Newton never dies. It just gets new batteries!
After all these years, the Newton line of handheld and mobile computing products continues to amaze me. The product has been officially dead since late February, 1998, but hundreds of thousands of users are still dedicated to using and developing for the product. One of the excellent examples of how powerful the device is today is Newton Personal Data Sharing (NPDS), a suite of applications that turn any Newton running Newton OS 2.0, into a powerful, full-fledged web server!
I recently rediscovered NPDS from a thread on the newly revived Newtontalk.net mailing list. Since then, I’ve tracked down a 3Com Ethernet Card, dug up my old Newton MessagePad 2000 (upgraded), and downloaded and installed the software needed to run NPDS. I’ve got a cable modem at home, and the installation and configuration phase went without any problems.
Now, I have one of the smallest and coolest web servers in the world! Who would have thought that the Newton could do something like this? To access my Newton on the World Wide Web, point your browser here.
With NPDS, I can serve content from my Date Book, Address Book, or Note Pad. I guess you can think of my Newton Web Server as a personal FusionOne or Yahoo! Calendar on the Internet!
I’ve gotten in touch with one of the developers who is continuing to support and enhance NPDS and the Newton platform, Paul Guyot. This guy is fricking amazing with what he’s developed over the past few years. His ATA Card Drive, when finished, is going to be rocking. Imagine slapping my IBM Microdrive into my Newton for a full gigabyte of storage space! I can see why Paul was nominated as the Newtonian of the Year in 2000 by This Ol’ Newt. He’s the preeminent Newton developer in the community today!
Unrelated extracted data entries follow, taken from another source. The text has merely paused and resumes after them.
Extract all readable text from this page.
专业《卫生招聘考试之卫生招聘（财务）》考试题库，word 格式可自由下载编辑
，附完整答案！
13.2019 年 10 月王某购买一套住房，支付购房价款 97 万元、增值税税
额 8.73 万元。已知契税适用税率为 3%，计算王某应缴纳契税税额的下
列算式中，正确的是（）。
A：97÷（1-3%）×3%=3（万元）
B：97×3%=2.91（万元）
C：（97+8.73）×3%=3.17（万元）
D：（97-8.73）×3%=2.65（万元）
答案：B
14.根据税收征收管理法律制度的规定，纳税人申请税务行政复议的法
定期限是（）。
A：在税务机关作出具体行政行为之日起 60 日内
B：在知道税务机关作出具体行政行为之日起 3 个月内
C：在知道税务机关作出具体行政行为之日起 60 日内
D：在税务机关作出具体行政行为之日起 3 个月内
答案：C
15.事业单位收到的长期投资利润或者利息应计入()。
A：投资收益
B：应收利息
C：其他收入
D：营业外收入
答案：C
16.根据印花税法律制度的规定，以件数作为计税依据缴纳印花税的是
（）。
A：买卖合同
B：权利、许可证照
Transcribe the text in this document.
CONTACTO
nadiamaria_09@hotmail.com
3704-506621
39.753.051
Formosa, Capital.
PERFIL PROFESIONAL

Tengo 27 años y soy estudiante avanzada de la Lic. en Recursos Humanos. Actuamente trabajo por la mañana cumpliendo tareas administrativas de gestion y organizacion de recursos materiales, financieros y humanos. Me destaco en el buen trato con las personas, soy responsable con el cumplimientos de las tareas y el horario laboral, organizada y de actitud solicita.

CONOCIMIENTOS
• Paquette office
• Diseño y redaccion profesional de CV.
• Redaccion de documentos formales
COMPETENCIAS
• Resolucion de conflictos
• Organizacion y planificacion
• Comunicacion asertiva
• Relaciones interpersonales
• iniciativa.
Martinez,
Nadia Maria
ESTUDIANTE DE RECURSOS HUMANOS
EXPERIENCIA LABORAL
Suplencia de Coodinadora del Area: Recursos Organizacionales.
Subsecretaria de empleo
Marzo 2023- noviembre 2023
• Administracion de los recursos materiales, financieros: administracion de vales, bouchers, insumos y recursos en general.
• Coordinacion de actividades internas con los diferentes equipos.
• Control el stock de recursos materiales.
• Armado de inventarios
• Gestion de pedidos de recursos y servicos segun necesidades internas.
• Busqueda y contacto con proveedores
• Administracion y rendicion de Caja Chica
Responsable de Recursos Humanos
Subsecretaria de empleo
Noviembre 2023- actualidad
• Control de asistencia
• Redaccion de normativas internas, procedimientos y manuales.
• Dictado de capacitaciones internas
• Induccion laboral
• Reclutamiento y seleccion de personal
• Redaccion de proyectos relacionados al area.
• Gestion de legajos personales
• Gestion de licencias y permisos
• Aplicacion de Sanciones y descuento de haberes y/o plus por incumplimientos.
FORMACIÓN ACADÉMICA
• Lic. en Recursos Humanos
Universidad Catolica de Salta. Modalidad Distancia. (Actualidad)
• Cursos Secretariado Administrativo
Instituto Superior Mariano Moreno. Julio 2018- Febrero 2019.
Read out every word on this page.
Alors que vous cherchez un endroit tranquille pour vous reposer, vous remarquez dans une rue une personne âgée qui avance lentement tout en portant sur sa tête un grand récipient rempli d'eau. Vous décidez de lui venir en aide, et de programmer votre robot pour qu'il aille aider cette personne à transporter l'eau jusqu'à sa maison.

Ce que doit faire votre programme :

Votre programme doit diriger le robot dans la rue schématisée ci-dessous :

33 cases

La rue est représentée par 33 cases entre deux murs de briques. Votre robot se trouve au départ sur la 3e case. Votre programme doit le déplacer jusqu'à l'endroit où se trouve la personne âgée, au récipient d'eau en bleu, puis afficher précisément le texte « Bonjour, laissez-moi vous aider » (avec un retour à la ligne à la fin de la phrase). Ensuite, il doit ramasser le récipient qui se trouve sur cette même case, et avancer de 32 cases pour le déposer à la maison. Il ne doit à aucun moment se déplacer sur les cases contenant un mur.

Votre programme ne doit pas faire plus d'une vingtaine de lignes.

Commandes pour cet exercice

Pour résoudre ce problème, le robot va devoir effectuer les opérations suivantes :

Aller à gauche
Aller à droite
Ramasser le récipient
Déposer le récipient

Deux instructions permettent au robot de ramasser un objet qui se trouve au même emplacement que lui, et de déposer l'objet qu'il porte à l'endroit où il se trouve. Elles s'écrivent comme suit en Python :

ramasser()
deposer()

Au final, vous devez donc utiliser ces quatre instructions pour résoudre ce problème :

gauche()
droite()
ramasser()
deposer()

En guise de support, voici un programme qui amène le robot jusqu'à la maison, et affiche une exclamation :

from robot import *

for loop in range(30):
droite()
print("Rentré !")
It’s 00:36 on Friday, June 29, 2001, and I’ve been communicating with Paul, who lives in Paris, France, via my Newton. With NPDS and the WebPager module, he can send me instant messages from his browser that appear directly on my Newton’s screen! To reply, I just enter a note in the Notepad application and he can see it by grabbing a screenshot of my Newton’s screen. How cool is that?
This application is so neat, it might even make me crack out my copy of Newton Toolkit 1.6.4 to get back into development. It’s been sooooo long since I dealt with Newtonscript and NTK. I’m not even sure I can program anymore for the Newton. But, as we say in French, “On le verra.” Yes, we’ll see indeed.
There are a number of people setting up their Newton’s as personal web servers. There is a tracker available on the Net which lists people who have Newton web servers. Give ’em a looksee and be sure to sign their whiteboards. Finally, if you’ve visited my Newton, make sure you sign a message on the public whiteboard or on my main web site’s guestboook.